St. Francis of Assisi
Finally, the third greatest misconception regarding St. Francis relates to the modern tendency to bestow upon Francis a modern, progressivist outlook.  The modern world tends to view him as fiercely independent and individualistic, and in such a way that runs in opposition to the authority of the hierarchical Church.  But, according to Fr. Thompson, as a devout 13th century Catholic, Francis would never have identified himself as “an ecologist, a feminist, you can go down the list.”  He would have identified himself as a faithful Catholic, obedient to the Church’s legitimate authority. This is most clearly seen, for Fr. Thompson, in his approach to the liturgy.  In his writing, Francis exhibits what a modern progressivist might term a near obsession over the need for clean altar linens, proper liturgical vessels, and correctly following rubrics.  But the proper and worthy celebration of the Holy Mass was a major part of Francis’s own understanding of a healthy and Catholic spirituality.  As Fr. Thompson is quoted in the article:

[Francis] has six letters harping on this. The usual biography of Francis just deep sixes that because today being a rubric hound and sacristy rat is not what those who like to talk spirituality think a saint should be.

Confronting these truths about St. Francis can often bring anxiety to people used to the Francis of modern myth.  As Fr. Thompson explains:

I have often been astonished at how unhappy students can be when they encounter a different Francis from the one they expect. Oddly enough, the most painful moment usually comes when they discover that St. Francis did not write the ‘Peace Prayer of St. Francis.’ … The ‘Peace Prayer’ is modern and anonymous, originally written in French, and dates to about 1912, when it was published in a minor French spiritual magazine, La Clochette.

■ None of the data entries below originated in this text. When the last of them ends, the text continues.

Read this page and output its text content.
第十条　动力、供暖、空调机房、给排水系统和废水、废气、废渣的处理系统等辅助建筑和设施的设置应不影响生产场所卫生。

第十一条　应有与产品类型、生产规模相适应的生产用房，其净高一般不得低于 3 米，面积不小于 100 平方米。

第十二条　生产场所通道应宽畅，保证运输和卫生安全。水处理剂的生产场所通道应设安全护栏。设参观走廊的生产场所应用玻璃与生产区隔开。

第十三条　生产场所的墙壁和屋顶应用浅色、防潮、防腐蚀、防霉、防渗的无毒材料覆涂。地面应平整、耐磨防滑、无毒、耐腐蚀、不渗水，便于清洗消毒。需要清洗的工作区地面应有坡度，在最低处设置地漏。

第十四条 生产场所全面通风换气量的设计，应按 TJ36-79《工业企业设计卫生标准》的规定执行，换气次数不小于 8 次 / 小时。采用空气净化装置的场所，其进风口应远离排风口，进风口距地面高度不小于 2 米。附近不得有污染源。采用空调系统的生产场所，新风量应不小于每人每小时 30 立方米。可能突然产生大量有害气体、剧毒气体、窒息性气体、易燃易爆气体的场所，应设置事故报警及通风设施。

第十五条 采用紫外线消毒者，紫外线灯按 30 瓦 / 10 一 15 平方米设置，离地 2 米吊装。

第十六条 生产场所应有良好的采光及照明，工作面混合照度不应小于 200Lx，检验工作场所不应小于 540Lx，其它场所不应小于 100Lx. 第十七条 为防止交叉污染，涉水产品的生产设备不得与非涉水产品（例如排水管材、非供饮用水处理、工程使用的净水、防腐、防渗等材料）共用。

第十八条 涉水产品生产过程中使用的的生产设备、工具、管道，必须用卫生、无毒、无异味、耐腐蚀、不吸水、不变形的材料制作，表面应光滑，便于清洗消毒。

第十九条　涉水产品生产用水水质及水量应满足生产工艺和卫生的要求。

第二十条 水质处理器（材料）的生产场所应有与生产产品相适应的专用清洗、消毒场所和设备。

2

Noble as its sentiments are, Francis would not have written such a piece, focused as it is on the self, with its constant repetition of the pronouns ‘I’ and ‘me,’ the words ‘God’ and ‘Jesus’ never appearing once.

But it is important to clear away some of the modern clutter that obscures the real story of one of the Church’s greatest saints.  Only then can we understand truly what his life can teach us.  As Fr. Thompson observes:

The core of his spirituality was absolute dependence on God, and the desire to always be the lesser brother. … His willingness to follow wherever God leads him even when it’s not something he expected, that kind of spontaneous seeking to do God’s will … is a theme of his life, a beautiful theme and I think it’s true.